1997, c. 17, ss. 9(1) and (2)
(2) Subsections 810.2(5) to (6) of the Act are replaced by the following:
Conditions in recognizance
(4.1) The provincial court judge may add any reasonable conditions to the recognizance that the judge considers desirable to secure the good conduct of the defendant, including conditions that require the defendant
(a) to participate in a treatment program;
(b) to wear an electronic monitoring device, if the Attorney General makes the request;
(c) to remain within a specified geographic area unless written permission to leave that area is obtained from the provincial court judge;
(d) to return to and remain at his or her place of residence at specified times; or
(e) to abstain from the consumption of drugs except in accordance with a medical prescription, of alcohol or of any other intoxicating substance.
Conditions — firearms
(5) The provincial court judge shall consider whether it is desirable, in the interests of the defendant’s safety or that of any other person, to prohibit the defendant from possessing any firearm, cross-bow, prohibited weapon, restricted weapon, prohibited device, ammunition, prohibited ammunition or explosive substance, or all of those things. If the judge decides that it is desirable to do so, the judge shall add that condition to the recognizance and specify the period during which the condition applies.
Surrender, etc.
(5.1) If the provincial court judge adds a condition described in subsection (5) to a recognizance, the judge shall specify in the recognizance how the things referred to in that subsection that are in the defendant’s possession should be surrendered, disposed of, detained, stored or dealt with and how the authorizations, licences and registration certificates that are held by the defendant should be surrendered.
Reasons
(5.2) If the provincial court judge does not add a condition described in subsection (5) to a recognizance, the judge shall include in the record a statement of the reasons for not adding the condition.
Condition — reporting
(6) The provincial court judge shall consider whether it is desirable to require the defendant to report to the correctional authority of a province or to an appropriate police authority. If the judge decides that it is desirable to do so, the judge shall add that condition to the recognizance.
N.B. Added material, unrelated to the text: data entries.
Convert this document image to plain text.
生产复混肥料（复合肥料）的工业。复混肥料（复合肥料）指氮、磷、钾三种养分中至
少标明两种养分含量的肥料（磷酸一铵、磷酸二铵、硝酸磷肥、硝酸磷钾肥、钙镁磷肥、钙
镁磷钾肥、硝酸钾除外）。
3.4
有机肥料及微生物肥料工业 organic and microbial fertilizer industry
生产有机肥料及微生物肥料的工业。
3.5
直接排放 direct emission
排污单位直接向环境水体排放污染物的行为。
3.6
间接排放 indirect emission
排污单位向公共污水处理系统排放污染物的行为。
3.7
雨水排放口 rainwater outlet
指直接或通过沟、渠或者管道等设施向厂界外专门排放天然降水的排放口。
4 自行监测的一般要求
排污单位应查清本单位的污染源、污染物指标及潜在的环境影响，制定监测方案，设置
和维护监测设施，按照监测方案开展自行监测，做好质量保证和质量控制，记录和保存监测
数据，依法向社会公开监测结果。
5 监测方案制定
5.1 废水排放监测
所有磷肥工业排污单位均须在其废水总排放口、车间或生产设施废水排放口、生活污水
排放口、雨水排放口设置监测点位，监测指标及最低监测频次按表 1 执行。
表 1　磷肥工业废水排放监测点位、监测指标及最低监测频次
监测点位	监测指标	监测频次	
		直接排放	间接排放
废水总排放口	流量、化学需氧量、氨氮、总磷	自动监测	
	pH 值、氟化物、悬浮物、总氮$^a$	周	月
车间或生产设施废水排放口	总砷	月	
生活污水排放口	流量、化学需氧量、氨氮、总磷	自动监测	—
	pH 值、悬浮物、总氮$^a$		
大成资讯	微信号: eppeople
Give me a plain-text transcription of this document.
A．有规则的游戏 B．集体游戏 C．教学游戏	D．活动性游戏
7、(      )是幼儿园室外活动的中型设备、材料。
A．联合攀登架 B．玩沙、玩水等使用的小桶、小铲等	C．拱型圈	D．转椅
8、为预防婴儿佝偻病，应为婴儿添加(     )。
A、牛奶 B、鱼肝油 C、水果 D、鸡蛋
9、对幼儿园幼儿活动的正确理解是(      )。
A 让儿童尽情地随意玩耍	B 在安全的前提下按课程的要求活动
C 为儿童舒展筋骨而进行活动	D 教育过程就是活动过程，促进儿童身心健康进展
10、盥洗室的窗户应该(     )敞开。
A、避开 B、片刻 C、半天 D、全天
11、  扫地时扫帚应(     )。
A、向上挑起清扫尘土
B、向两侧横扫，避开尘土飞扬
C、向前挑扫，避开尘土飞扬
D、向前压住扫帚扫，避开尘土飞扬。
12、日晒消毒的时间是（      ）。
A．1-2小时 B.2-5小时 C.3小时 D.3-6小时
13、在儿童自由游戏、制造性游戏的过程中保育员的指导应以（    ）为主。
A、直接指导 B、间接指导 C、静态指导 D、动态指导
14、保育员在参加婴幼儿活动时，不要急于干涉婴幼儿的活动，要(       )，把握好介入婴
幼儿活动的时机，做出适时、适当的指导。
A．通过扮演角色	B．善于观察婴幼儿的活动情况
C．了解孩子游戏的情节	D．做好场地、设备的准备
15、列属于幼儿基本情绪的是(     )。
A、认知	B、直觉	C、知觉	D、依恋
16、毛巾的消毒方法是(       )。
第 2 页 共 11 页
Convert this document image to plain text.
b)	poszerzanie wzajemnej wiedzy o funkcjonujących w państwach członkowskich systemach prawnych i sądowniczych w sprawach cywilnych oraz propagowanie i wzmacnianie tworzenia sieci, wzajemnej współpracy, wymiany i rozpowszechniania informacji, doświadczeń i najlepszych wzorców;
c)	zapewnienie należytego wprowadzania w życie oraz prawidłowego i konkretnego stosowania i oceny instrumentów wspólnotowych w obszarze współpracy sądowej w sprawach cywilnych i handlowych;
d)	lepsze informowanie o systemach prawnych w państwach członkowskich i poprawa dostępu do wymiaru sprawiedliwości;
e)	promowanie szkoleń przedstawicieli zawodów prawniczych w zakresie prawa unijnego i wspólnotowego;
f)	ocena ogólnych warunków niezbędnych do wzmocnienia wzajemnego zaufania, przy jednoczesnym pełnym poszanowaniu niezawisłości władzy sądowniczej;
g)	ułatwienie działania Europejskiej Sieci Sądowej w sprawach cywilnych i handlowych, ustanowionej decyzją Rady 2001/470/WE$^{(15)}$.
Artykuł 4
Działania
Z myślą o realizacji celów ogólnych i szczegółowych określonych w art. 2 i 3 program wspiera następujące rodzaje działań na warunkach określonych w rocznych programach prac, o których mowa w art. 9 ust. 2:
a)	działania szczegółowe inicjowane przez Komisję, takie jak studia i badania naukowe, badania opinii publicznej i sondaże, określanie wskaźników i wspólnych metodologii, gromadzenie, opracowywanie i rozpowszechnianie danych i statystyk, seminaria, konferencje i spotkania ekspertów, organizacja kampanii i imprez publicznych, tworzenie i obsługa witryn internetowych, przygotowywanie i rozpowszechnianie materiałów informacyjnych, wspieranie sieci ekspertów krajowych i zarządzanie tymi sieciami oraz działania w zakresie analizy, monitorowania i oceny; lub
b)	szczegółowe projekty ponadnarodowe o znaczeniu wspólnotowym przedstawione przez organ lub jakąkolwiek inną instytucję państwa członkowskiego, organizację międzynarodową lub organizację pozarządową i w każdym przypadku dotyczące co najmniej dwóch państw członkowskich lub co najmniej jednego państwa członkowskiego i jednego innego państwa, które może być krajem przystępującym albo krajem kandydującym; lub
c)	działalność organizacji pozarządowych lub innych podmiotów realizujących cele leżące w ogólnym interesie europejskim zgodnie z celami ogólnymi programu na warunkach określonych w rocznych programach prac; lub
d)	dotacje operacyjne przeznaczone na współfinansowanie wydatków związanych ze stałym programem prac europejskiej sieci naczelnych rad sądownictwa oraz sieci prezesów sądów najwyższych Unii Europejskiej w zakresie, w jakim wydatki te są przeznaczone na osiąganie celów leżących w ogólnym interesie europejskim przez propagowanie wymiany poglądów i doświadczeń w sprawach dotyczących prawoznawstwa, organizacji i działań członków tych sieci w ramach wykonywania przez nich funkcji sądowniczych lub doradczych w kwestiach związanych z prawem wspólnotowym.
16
Replacement of “fourteen years” with “16 years”
54. The Act is amended by replacing the words “fourteen years” with the words “16 years” wherever they occur in the following provisions:
(a) subsection 150.1(4);
(b) sections 151 and 152;
(c) subsection 153(2);
(d) subsection 160(3);
(e) subsection 161(1);
(f) paragraphs 170(a) and (b);
(g) paragraphs 171(a) and (b);
(h) subsection 173(2);
(i) paragraphs 273.3(1)(a) and (b); and
(j) subsection 810.1(1) and paragraphs 810.1(3)(a) and (b).